Memory is incredibly powerful; while it can inspire, guide and comfort us, it can also overwhelm us with its searing emotional impact. In accepting the 2016 Templeton Prize, Chief Rabbi Jonathan Sacks pointedly warns the West that it is making a mistake in “outsourcing memory” (Rediscovering Our Moral Purpose, in Standpoint.). He argues that while the memory of our computers and technological devices steadily grows, the memory of our children continually shrinks. Jonathan Sacks–the first Rabbi to be awarded the prestigious Prize–powerfully states in his acceptance remarks:

“History is an answer to the question, “What happened?” Memory is an answer to the question, “Who am I?” History is about facts, memory is about identity. …Memory is my story, the past that made me who I am, of whose legacy I am the guardian for the sake of generations yet to come. Without memory, there is no identity. And without identity, we are mere dust on the surface of infinity.” (emphasis added).

°Who am I?” and “Whose legacy am I transmitting to the generations to come?” are two big questions we tend to avoid. Typically, we are forced to face these uncomfortable inquires as we battle serious illness, approach the end of our lives, in the wake of a collapsed relationship or when a child marries beyond our comfort zone.   We then ask: how did I get here? How did my family get to this point? At that point, it is usually too late in the game. To enable our children to better answer these big questions, parents and caregivers can strengthen identity by creating meaningful memories. This call to action –creating memories for our children in the age of global communication and the age of distraction– is challenging, requiring focus, energy and resolve. Yet, building the memory bank of our children will yield significant returns, and can prepare them to navigate through the complicated journey of life.

The sheer force of memory and the lens through which we experience our complex times hit me with an emotional thwack this week in Sorrento, Italy. I was not prepared for it. Walking down the narrow side streets of Sorrento in the late afternoon, I suddenly see the street through my 8 year-old eyes . I am walking the streets of the Rehavia section of Jerusalem with my Savta (grandmother). Maybe it was the piercing Mediterranean light shining on the imperfect limestone half-walls rising on my side, or the stray cats ready to pounce, or the polyglot murmur of women en route to food shopping following the afternoon siesta that triggered this emotional shift.

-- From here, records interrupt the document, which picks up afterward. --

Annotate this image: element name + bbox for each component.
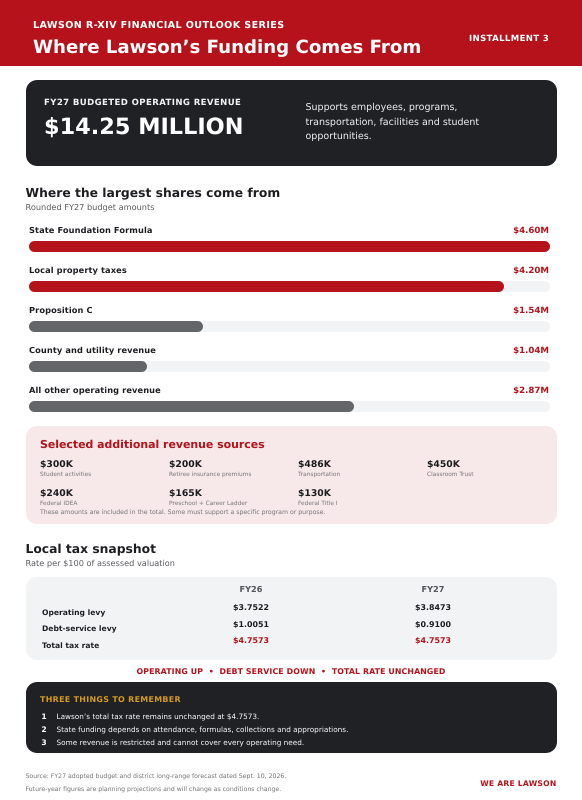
footer source note: Source: FY27 adopted budget and district long-range forecast dated Sept. 10, 2026. bbox=[26, 773, 286, 780]
panel: additional revenue sources bbox=[26, 426, 556, 524]
bar chart: $4.20M bbox=[513, 266, 549, 276]
heading: largest shares: Where the largest shares come from bbox=[26, 186, 280, 200]
panel: three things to remember: Lawson’s total tax rate remains unchanged at $4.7573. bbox=[56, 712, 259, 721]
footer brand: WE ARE LAWSON bbox=[480, 779, 556, 788]
bar chart: $4.60M bbox=[513, 226, 549, 236]
panel: three things to remember: THREE THINGS TO REMEMBER bbox=[40, 694, 181, 704]
bar chart: Proposition C bbox=[29, 305, 93, 315]
bar chart: County and utility revenue bbox=[29, 345, 156, 355]
bar chart bbox=[29, 225, 550, 412]
revenue source grid: $240K bbox=[40, 488, 73, 499]
panel: three things to remember bbox=[26, 682, 556, 753]
title: Where Lawson’s Funding Comes From bbox=[33, 37, 421, 58]
revenue source grid: $165K bbox=[169, 488, 202, 499]
panel: tax table: FY27 bbox=[422, 584, 444, 594]
bar chart: $1.54M bbox=[513, 306, 549, 316]
installment tag: INSTALLMENT 3 bbox=[469, 34, 549, 44]
panel: three things to remember: State funding depends on attendance, formulas, collections and appropriations. bbox=[56, 725, 348, 734]
panel: tax table: $4.7573 bbox=[415, 636, 451, 645]
panel: three things to remember: Some revenue is restricted and cannot cover every operating need. bbox=[56, 738, 304, 747]
panel: tax table: FY26 bbox=[240, 584, 262, 594]
revenue source grid: Classroom Trust bbox=[427, 472, 474, 478]
revenue source grid: $300K bbox=[40, 458, 73, 470]
panel: tax table: $0.9100 bbox=[415, 620, 451, 629]
revenue source grid: $450K bbox=[427, 458, 460, 470]
panel: tax table: $4.7573 bbox=[233, 636, 269, 645]
panel heading: Selected additional revenue sources bbox=[40, 438, 265, 450]
revenue source grid: $200K bbox=[169, 458, 202, 470]
revenue source grid: Transportation bbox=[298, 472, 340, 478]
panel: tax table: Total tax rate bbox=[42, 640, 99, 650]
panel: tax table: Debt-service levy bbox=[42, 624, 117, 633]
panel: tax table: Operating levy bbox=[42, 608, 105, 616]
panel: budgeted revenue hero bbox=[26, 80, 556, 166]
panel: tax table bbox=[26, 576, 556, 660]
revenue source grid: Preschool + Career Ladder bbox=[169, 501, 247, 507]
bar chart: All other operating revenue bbox=[29, 385, 161, 395]
revenue source grid: Federal IDEA bbox=[40, 501, 77, 507]
revenue source grid: $486K bbox=[298, 458, 331, 470]
panel: tax table: $1.0051 bbox=[233, 620, 269, 629]
bar chart: Local property taxes bbox=[29, 265, 127, 275]
panel: three things to remember: 1 bbox=[41, 712, 47, 721]
hero label: FY27 BUDGETED OPERATING REVENUE bbox=[44, 98, 241, 108]
bar chart: $2.87M bbox=[513, 386, 549, 396]
subheading: rounded amounts: Rounded FY27 budget amounts bbox=[26, 202, 154, 212]
revenue source grid: $130K bbox=[298, 488, 331, 499]
revenue source grid: Federal Title I bbox=[298, 501, 338, 507]
revenue source grid: Retiree insurance premiums bbox=[169, 472, 251, 478]
panel: three things to remember: 3 bbox=[41, 738, 47, 747]
header band bbox=[0, 0, 582, 66]
revenue source grid bbox=[40, 458, 474, 516]
panel: tax table: $3.7522 bbox=[233, 602, 269, 612]
bar chart: State Foundation Formula bbox=[29, 225, 153, 235]
series eyebrow: LAWSON R-XIV FINANCIAL OUTLOOK SERIES bbox=[33, 20, 285, 31]
subheading: rate note: Rate per $100 of assessed valuation bbox=[26, 558, 175, 568]
hero description: transportation, facilities and student bbox=[306, 117, 479, 128]
panel: tax table: $3.8473 bbox=[415, 602, 451, 612]
hero description: Supports employees, programs, bbox=[306, 102, 457, 113]
hero description bbox=[306, 102, 479, 142]
heading: local tax snapshot: Local tax snapshot bbox=[26, 542, 156, 556]
callout: rate summary: OPERATING UP • DEBT SERVICE DOWN • TOTAL RATE UNCHANGED bbox=[136, 667, 446, 676]
hero description: opportunities. bbox=[306, 131, 372, 142]
hero amount: $14.25 MILLION bbox=[44, 114, 243, 140]
panel: three things to remember: 2 bbox=[41, 725, 47, 734]
footer source note: Future-year figures are planning projections and will change as conditions change. bbox=[26, 786, 281, 793]
revenue source grid: Student activities bbox=[40, 472, 91, 478]
footer source note bbox=[26, 773, 286, 793]
revenue source grid: These amounts are included in the total. Some must support a specific program or purpose. bbox=[40, 508, 325, 516]
bar chart: $1.04M bbox=[513, 346, 549, 356]
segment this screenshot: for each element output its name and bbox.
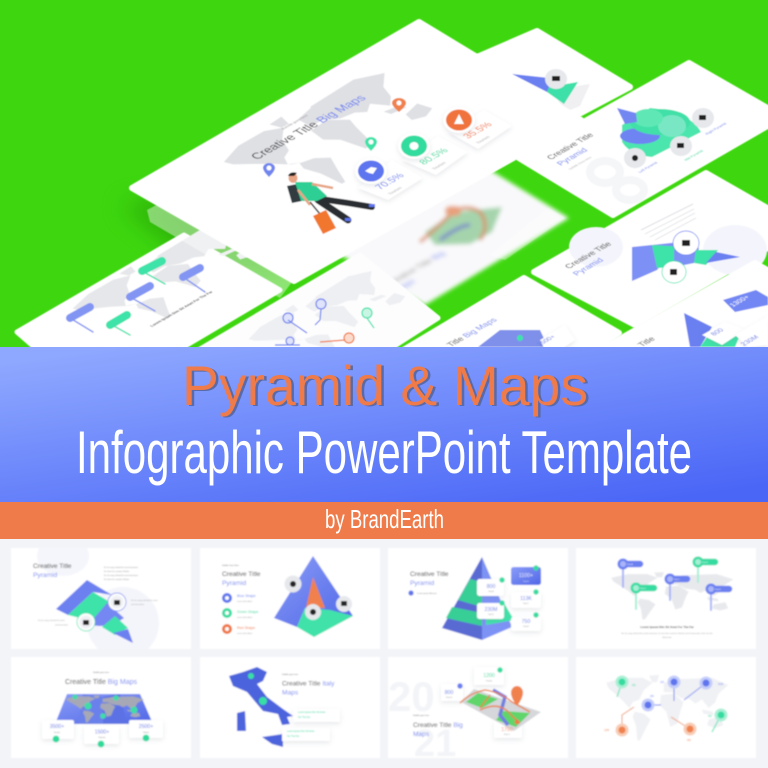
- thumbnail 6: italy map: For The Far: [298, 716, 310, 719]
- thumbnail 1: pyramid steps: Far from the countries Vokalia: [104, 570, 130, 573]
- thumbnail 1: pyramid steps: Creative Title: [33, 563, 72, 570]
- thumbnail 5: big maps folded map: 2500+: [139, 724, 153, 730]
- background: green: [0, 0, 768, 350]
- thumbnail 2: pyramid with shapes list: Pyramid: [222, 580, 247, 587]
- thumbnail 3: layered pyramid with cards: [388, 548, 568, 649]
- main slide: creative title big maps: Tourism: [431, 161, 448, 170]
- thumbnail 3: layered pyramid with cards: Point D: [488, 613, 495, 616]
- thumbnail 2: pyramid with shapes list: Creative Title: [222, 571, 261, 578]
- map pin: orange: [392, 98, 406, 112]
- orange author band: [0, 502, 768, 539]
- thumbnail 5: big maps folded map: Tourists: [54, 731, 60, 734]
- cards under percent values: [358, 110, 512, 200]
- slide: cone pyramid: Mid Pyramid: [683, 150, 704, 161]
- cone pyramid graphic: [617, 108, 714, 168]
- slide: cone pyramid: Right Pyramid: [704, 122, 728, 135]
- thumbnail 2: pyramid with shapes list: Blue Shape: [237, 594, 256, 598]
- main slide: creative title big maps: [132, 22, 581, 281]
- slide: cone pyramid: Left Pyramid: [637, 161, 658, 173]
- thumbnail 1: pyramid steps: Pyramid: [33, 572, 58, 579]
- thumbnail 3: layered pyramid with cards: 113K: [520, 596, 532, 602]
- slide: map with capsule pins: [17, 216, 281, 352]
- thumbnail 8: world map with arrows: 800: [632, 685, 637, 687]
- thumbnail 1: pyramid steps: Far from the countries Vokalia: [104, 578, 130, 581]
- slide: bottom right pyramid with cards: Title: [635, 335, 658, 348]
- thumbnail 3: layered pyramid with cards: Point C: [523, 602, 530, 605]
- slide: top right pyramid fragment: [470, 31, 630, 122]
- thumbnail 2: pyramid with shapes list: [200, 548, 380, 649]
- thumbnail 2: pyramid with shapes list: Lorem Dolor Amet: [237, 632, 253, 635]
- thumbnail 4: world map with flag pins: Point D: [640, 587, 647, 590]
- icon circle: blue: [355, 158, 387, 184]
- thumbnail 3: layered pyramid with cards: 1100+: [519, 573, 533, 579]
- slide: bottom right pyramid with cards: 800: [710, 328, 726, 337]
- thumbnail 6: italy map: [200, 657, 380, 758]
- slide: blurred city map behind main: Creative Title Big: [383, 250, 448, 287]
- thumbnail 5: big maps folded map: Creative Title Big Maps: [65, 679, 137, 686]
- thumbnail 5: big maps folded map: 3500+: [50, 724, 64, 730]
- thumbnail 6: italy map: Creative Title Italy: [282, 680, 335, 688]
- thumbnail 6: italy map: Lorem Ipsum Dim Sit Amet: [298, 711, 326, 714]
- icon circle: orange: [443, 107, 475, 133]
- thumbnail 8: world map with arrows: 250: [650, 696, 655, 698]
- thumbnail 7: city route map: Point B: [446, 696, 453, 699]
- translucent strip right: [490, 208, 565, 260]
- thumbnail 8: world map with arrows: 1289: [604, 730, 610, 732]
- thumbnail 5: big maps folded map: Subtitle goes here: [93, 671, 110, 674]
- stepped pyramid graphic: [632, 231, 740, 283]
- percent values: 70.5%: [373, 172, 407, 191]
- thumbnail 7: city route map: Maps: [413, 731, 430, 738]
- thumbnail 7: city route map: Point C: [504, 733, 511, 736]
- thumbnails background: [0, 539, 768, 768]
- main slide: creative title big maps: 35.5%: [461, 121, 495, 140]
- thumbnail 5: big maps folded map: Reviews: [99, 737, 105, 739]
- slide: cone pyramid: Subtitle Goes Here: [567, 156, 593, 170]
- thumbnail 7: city route map: Subtitle goes here: [413, 714, 430, 717]
- main slide: creative title big maps: Creative Title Big Maps: [247, 93, 369, 161]
- slide: big maps lower: [400, 278, 619, 352]
- slide: blurred city map behind main: [290, 170, 569, 305]
- map pin: blue: [263, 163, 275, 177]
- author text: by BrandEarth: [325, 504, 444, 534]
- slide: cone pyramid: Pyramid: [554, 146, 590, 167]
- thumbnail 3: layered pyramid with cards: 800: [487, 584, 495, 590]
- thumbnail 1: pyramid steps: and mountains: [131, 603, 144, 606]
- thumbnail 3: layered pyramid with cards: 750: [522, 619, 530, 625]
- slide: stepped pyramid: Pyramid: [570, 256, 606, 277]
- thumbnail 1: pyramid steps: [12, 548, 190, 648]
- slide: blurred city map behind main: Maps: [391, 278, 418, 293]
- slide: bottom right pyramid with cards: 1300+: [729, 295, 752, 308]
- thumbnail 1: pyramid steps: Far far away, behind the word mountains: [104, 566, 138, 569]
- slide: big maps lower: Title Big Maps: [444, 316, 499, 348]
- thumbnail 8: world map with arrows: 5100: [718, 684, 724, 686]
- slide: stepped pyramid: [534, 173, 768, 325]
- slide: big maps lower: 2500+: [536, 334, 558, 347]
- title: pyramid and maps: Pyramid & Maps: [184, 355, 590, 418]
- thumbnail 3: layered pyramid with cards: Point A: [488, 590, 495, 593]
- title band: [0, 347, 768, 502]
- thumbnail 8: world map with arrows: 125: [660, 682, 665, 684]
- slide: map with capsule pins: Lorem Ipsum Dim Sit Amet For The Far: [149, 290, 214, 327]
- thumbnail 6: italy map: Lorem Ipsum Dim Sit Amet: [287, 730, 315, 733]
- main slide: creative title big maps: Tourism: [475, 135, 492, 144]
- icon circle: green: [398, 133, 430, 159]
- main slide: creative title big maps: 80.5%: [417, 147, 451, 166]
- thumbnail 7: city route map: Point A: [486, 680, 493, 682]
- thumbnail 7: city route map: 800: [445, 690, 453, 696]
- thumbnail 5: big maps folded map: Visitors: [143, 731, 149, 734]
- thumbnail 6: italy map: For The Far: [287, 735, 299, 738]
- thumbnail 6: italy map: Maps: [282, 690, 299, 696]
- thumbnail 4: world map with flag pins: Point B: [702, 561, 709, 564]
- thumbnail 7: city route map: Creative Title Big: [413, 722, 463, 729]
- thumbnail 8: world map with arrows: 850: [708, 716, 713, 718]
- slide: stepped pyramid: Creative Title: [562, 240, 614, 270]
- thumbnail 2: pyramid with shapes list: Lorem Dolor Amet: [237, 600, 253, 603]
- slide: cone pyramid: Creative Title: [544, 131, 596, 161]
- thumbnail 3: layered pyramid with cards: 230M: [485, 607, 497, 613]
- thumbnail 4: world map with flag pins: blind texts: [662, 636, 672, 639]
- thumbnail 7: city route map: 21: [414, 723, 456, 765]
- thumbnail 4: world map with flag pins: Point E: [715, 588, 722, 591]
- main slide shadow: [120, 190, 300, 280]
- thumbnail 3: layered pyramid with cards: Pyramid: [410, 580, 435, 587]
- thumbnail 4: world map with flag pins: Point A: [627, 563, 633, 566]
- thumbnail 7: city route map: 20: [388, 673, 435, 720]
- map pin: green: [365, 137, 377, 151]
- traveller with suitcase: [287, 172, 375, 234]
- title shadow top: Pyramid & Maps: [182, 354, 588, 417]
- thumbnail 5: big maps folded map: [11, 657, 191, 758]
- thumbnail 7: city route map: [388, 657, 568, 765]
- ghost numerals: [590, 161, 644, 200]
- thumbnail 8: world map with arrows: 950: [687, 740, 692, 742]
- slide: bottom right pyramid with cards: [600, 263, 768, 395]
- thumbnail 8: world map with arrows: [576, 657, 756, 758]
- thumbnail 4: world map with flag pins: [576, 548, 756, 649]
- thumbnail 2: pyramid with shapes list: Lorem Dolor Amet: [237, 616, 253, 619]
- thumbnail 1: pyramid steps: Far far away, behind the word mountains: [104, 574, 138, 577]
- thumbnail 7: city route map: 1750: [501, 727, 513, 733]
- slide: map with arrows: [195, 255, 438, 371]
- thumbnail 4: world map with flag pins: Point C: [674, 578, 681, 581]
- thumbnail 4: world map with flag pins: Lorem Ipsum Dim Sit Amet For The Far: [640, 625, 695, 629]
- thumbnail 1: pyramid steps: Far far away, behind the word: [38, 619, 64, 622]
- thumbnail 4: world map with flag pins: Far far away, behind the word mountains, far from the countries Vokalia and Consonantia, there live the: [621, 632, 714, 635]
- thumbnail 7: city route map: 1200: [483, 673, 495, 679]
- slide: bottom right pyramid with cards: 230M: [740, 335, 761, 347]
- thumbnail 2: pyramid with shapes list: Red Shape: [237, 626, 255, 630]
- thumbnail 2: pyramid with shapes list: Green Shape: [237, 610, 258, 614]
- translucent slide strip under main: [147, 203, 292, 298]
- thumbnail 1: pyramid steps: Far far away, behind the word: [131, 599, 157, 602]
- main slide: creative title big maps: Tourism: [387, 186, 404, 195]
- thumbnail 3: layered pyramid with cards: Creative Title: [410, 571, 449, 578]
- thumbnail 3: layered pyramid with cards: Lorem Ipsum Element: [417, 592, 437, 595]
- slide: cone pyramid: [519, 63, 768, 215]
- thumbnail 1: pyramid steps: and mountains: [55, 624, 68, 626]
- thumbnail 2: pyramid with shapes list: Subtitle Goes Here: [222, 564, 240, 567]
- thumbnail 3: layered pyramid with cards: Point B: [523, 580, 530, 583]
- world map: [213, 65, 460, 207]
- heading: Subtitle goes here: [280, 114, 309, 130]
- thumbnail 6: italy map: Subtitle goes here: [282, 673, 299, 676]
- thumbnail 3: layered pyramid with cards: Point E: [523, 625, 530, 628]
- thumbnail 5: big maps folded map: 1500+: [95, 730, 109, 736]
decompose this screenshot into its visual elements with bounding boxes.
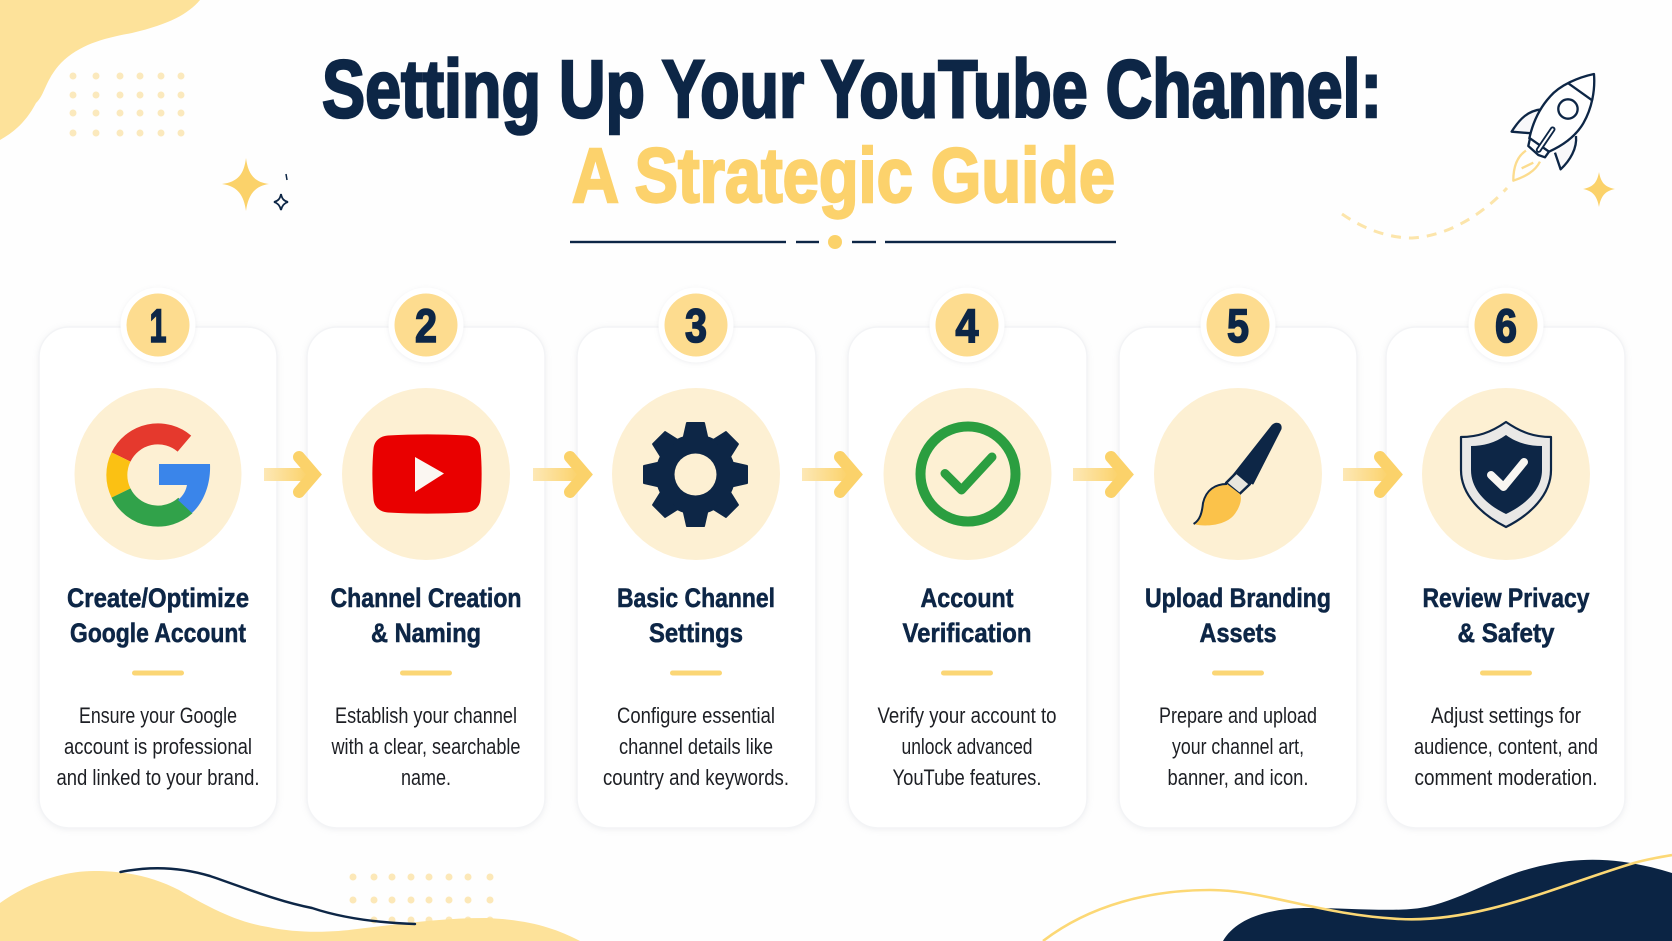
arrow: step 1 to 2 — [264, 457, 314, 492]
panel: step 2 — [307, 288, 545, 828]
number badge 6 — [1468, 288, 1544, 362]
step 4 description: YouTube features. — [892, 765, 1042, 790]
number badge 2: 2 — [415, 299, 437, 352]
step 2 heading: Channel Creation — [330, 583, 522, 613]
step 6 description: comment moderation. — [1414, 765, 1598, 790]
step 3 description: Configure essential — [617, 703, 775, 728]
icon: sparkles top left — [222, 158, 288, 211]
arrow: step 5 to 6 — [1343, 457, 1395, 492]
arrow: step 3 to 4 — [802, 457, 855, 492]
step 1 description — [56, 703, 260, 790]
arrow: step 2 to 3 — [533, 457, 585, 492]
dot grid: bottom — [350, 874, 494, 924]
step 3 heading: Basic Channel — [617, 583, 775, 613]
step 1 description: and linked to your brand. — [56, 765, 260, 790]
number badge 3 — [658, 288, 734, 362]
step 3 heading — [617, 583, 775, 648]
step 3 description: country and keywords. — [603, 765, 789, 790]
step 6 heading — [1422, 583, 1590, 648]
panel: step 6 — [1386, 288, 1625, 828]
number badge 1: 1 — [150, 299, 166, 352]
step 5 description: your channel art, — [1172, 734, 1304, 759]
number badge 4: 4 — [956, 299, 978, 352]
title line 2: A Strategic Guide — [572, 133, 1115, 219]
icon: green check circle — [884, 388, 1052, 560]
step 4 heading — [902, 583, 1032, 648]
step 2 heading: & Naming — [371, 618, 481, 648]
arrow: step 4 to 5 — [1073, 457, 1126, 492]
dot grid: top left — [70, 72, 184, 136]
step 6 description: Adjust settings for — [1431, 703, 1581, 728]
step 1 heading: Google Account — [70, 618, 246, 648]
number badge 6: 6 — [1495, 299, 1517, 352]
panel: step 4 — [848, 288, 1087, 828]
decorative blob: top left — [0, 0, 200, 140]
number badge 1 — [120, 288, 196, 362]
icon: paint brush — [1154, 388, 1322, 560]
step 1 description: account is professional — [64, 734, 252, 759]
decorative blob: bottom right navy — [1223, 860, 1672, 941]
step 1 heading: Create/Optimize — [67, 583, 249, 613]
icon: shield with check — [1422, 388, 1590, 560]
step 5 description: Prepare and upload — [1159, 703, 1317, 728]
step 4 heading: Verification — [902, 618, 1032, 648]
step 3 heading: Settings — [649, 618, 743, 648]
title divider — [570, 235, 1116, 249]
step 4 description: Verify your account to — [878, 703, 1056, 728]
panel: step 1 — [39, 288, 277, 828]
step 6 heading: & Safety — [1458, 618, 1555, 648]
step 3 description: channel details like — [619, 734, 773, 759]
step 5 heading — [1145, 583, 1331, 648]
title — [322, 44, 1382, 219]
decorative blob: bottom left — [0, 871, 580, 941]
step 4 description: unlock advanced — [902, 734, 1032, 759]
step 1 heading — [67, 583, 249, 648]
panel: step 5 — [1119, 288, 1357, 828]
step 6 heading: Review Privacy — [1422, 583, 1590, 613]
rocket dashed trail — [1342, 188, 1507, 238]
decorative curve: navy line bottom left — [120, 868, 415, 924]
step 1 description: Ensure your Google — [79, 703, 237, 728]
step 5 description — [1159, 703, 1317, 790]
step 5 description: banner, and icon. — [1168, 765, 1308, 790]
step 4 description — [878, 703, 1056, 790]
number badge 5: 5 — [1227, 299, 1249, 352]
step 5 heading: Assets — [1200, 618, 1276, 648]
step 2 heading — [330, 583, 522, 648]
step 2 description: with a clear, searchable — [331, 734, 520, 759]
decorative curve: yellow line bottom right — [1043, 855, 1672, 941]
step 2 description: Establish your channel — [335, 703, 517, 728]
number badge 5 — [1200, 288, 1276, 362]
title line 1: Setting Up Your YouTube Channel: — [322, 44, 1382, 135]
step 2 description: name. — [401, 765, 451, 790]
number badge 4 — [930, 288, 1004, 362]
icon: gear — [612, 388, 780, 560]
step 3 description — [603, 703, 789, 790]
panel: step 3 — [577, 288, 816, 828]
step 6 description: audience, content, and — [1414, 734, 1598, 759]
icon: Google G — [74, 388, 242, 560]
icon: rocket — [1512, 74, 1594, 181]
step 6 description — [1414, 703, 1598, 790]
step 4 heading: Account — [920, 583, 1014, 613]
number badge 2 — [388, 288, 464, 362]
icon: YouTube play button — [342, 388, 510, 560]
number badge 3: 3 — [685, 299, 707, 352]
step 2 description — [331, 703, 520, 790]
step 5 heading: Upload Branding — [1145, 583, 1331, 613]
icon: sparkle top right — [1583, 172, 1615, 207]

Those early 1970s summers spent with my Savta in her one-bedroom Rechov Molcho apartment are seared into my memory. Absent global communications, virtual reality or wi-fi, those summers were spent in the slow lane. Asimonim (phone tokens) were the currency of communications outside the home, and calling overseas was reserved for life events or the eve of a holiday. My younger sister and I learned to accept the blue cardboard-like toilet paper and the puffed wheat for breakfast. We raced up the flights of stairs to Savta’s fourth-floor walkup, and helped her take the laundry off the lines hanging from the kitchen window. We learned to stop talking on the Egged busses at the top of the hour, as the three loud beeps signaled the impending news, broadcast throughout the bus.

My memories are not all sipping chocolate milk through a small straw in a plastic bag in day camp, and include difficult times. I remember looking up at a black and white picture of Rafi, my mother’s cousin. Rafi is smiling, young and handsome. We are visiting with my mother’s aunt the summer after the Yom Kippur war. My sister and I were told that we were to behave, as Eema’s aunt may be sad. The pit in my stomach grows as I try to wrap my head around the concept that Rafi had been killed in the war, and was never coming back. Armored vehicles and young men and women in army fatigues are part of the landscape, but no one in our family had been killed.

As parents and grandparents, we aspire to create memories grounded in meaningful experiences. These memories are the imprints on the soul that endure. They become our existential point of reference. The memories are further informed by our key relationships built over years, by those that we allow to penetrate our hearts, whose guidance and SWOT analysis we seek when we are vulnerable. Ultimately, the memories we create will impact the values and identify that we yearn to transmit to our children—they are our true legacy, to ensure that we and our future generations are not “mere dust on the surface of infinity.”